Von jedem See aus ging es sehr steil hoch und auf der anderes Seite wieder runter zum nächsten See. Da sie sehr populärer ist, viele Touristen vorbei kommen, hat man diese Strecke einfach als die berühmte Ruta 40 umbenannt. Ein echter Schildbürgerstreich! Die Regierung hat Gelder für die Ruta 40 freigegeben. Da man das Geld auf dieser Strecke wollte, ist diese nun auch die Ruta 40. Leider ist somit auch viel mehr Verkehr hier und es wird sicherlich noch mehr, wenn die letzten 26km Schotterpiste auch noch asfaltiert ist.
Um diese Jahreszeit sind wenigstens noch die freien Zeltplätze so gut wie leer.
Noch halb um den Nahuel Haupi See herum, mal wieder auf schön angelegten Radwegen
ging es nach San Carlos de Bariloche. Auf dem Hauptplatz war einiges los.
Studenten haben auf dem Platz Sachen zum Essen verkauft, dazu gab es Musik und Tanz.Irgendwie musste ich mich mit meinem Rad dort durch kämpfen.
Ich blieb 2 Tage hier, aber nur an einem bin ich in die Stadt zurueck.
Es dreht sich hier einiges um Schokolade, überall kann man verschiedene Arten davon kaufen. Mir war es zu viel, dass mir darauf die Lust verging, was äußerst selten vorkommt.
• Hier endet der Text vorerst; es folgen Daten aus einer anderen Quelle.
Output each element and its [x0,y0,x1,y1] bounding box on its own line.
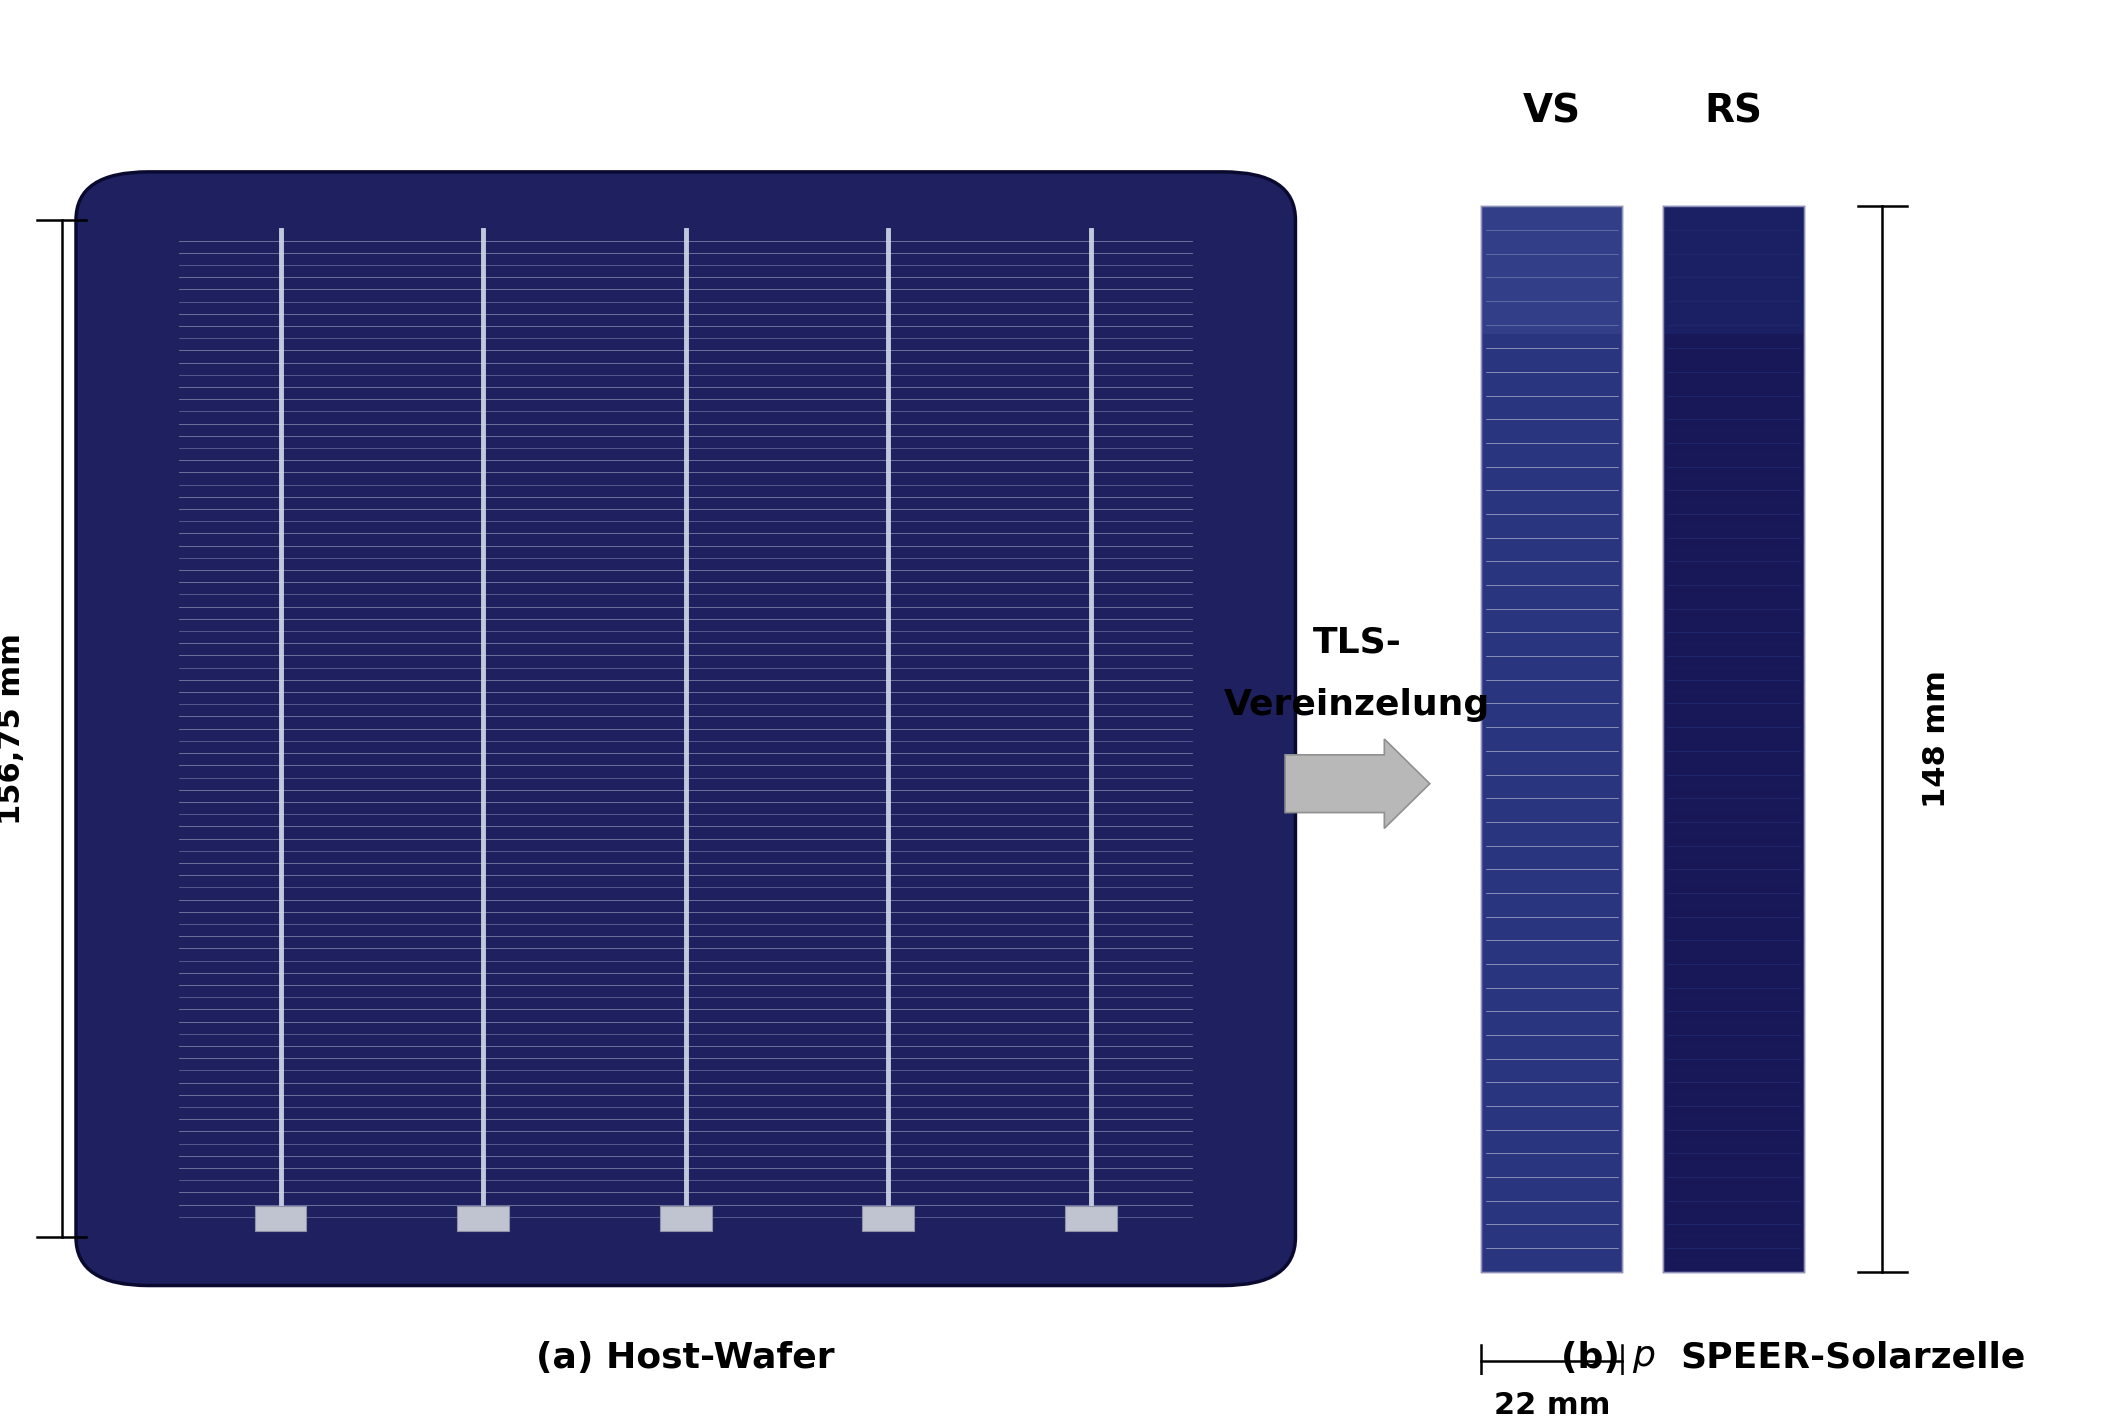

Das Fahrrad scheint hier nur als Sportgerät akzeptiert zu sein, das auf normalen Straßen nichts zu tun hat. Es war sehr unangenehm hier zu fahren. Zum Glück wohnte meine WarmShower Gastgeberin weit außerhalb und ich konnte noch einen Tag einfach bei ihr mit schönem Blick über den See genießen und all meine Sachen neu richten.
So, mittlerweile bin ich wieder in Chile, Coyhaique, auf der Carretera Austral. Wie es weiter ging, das nächste mal.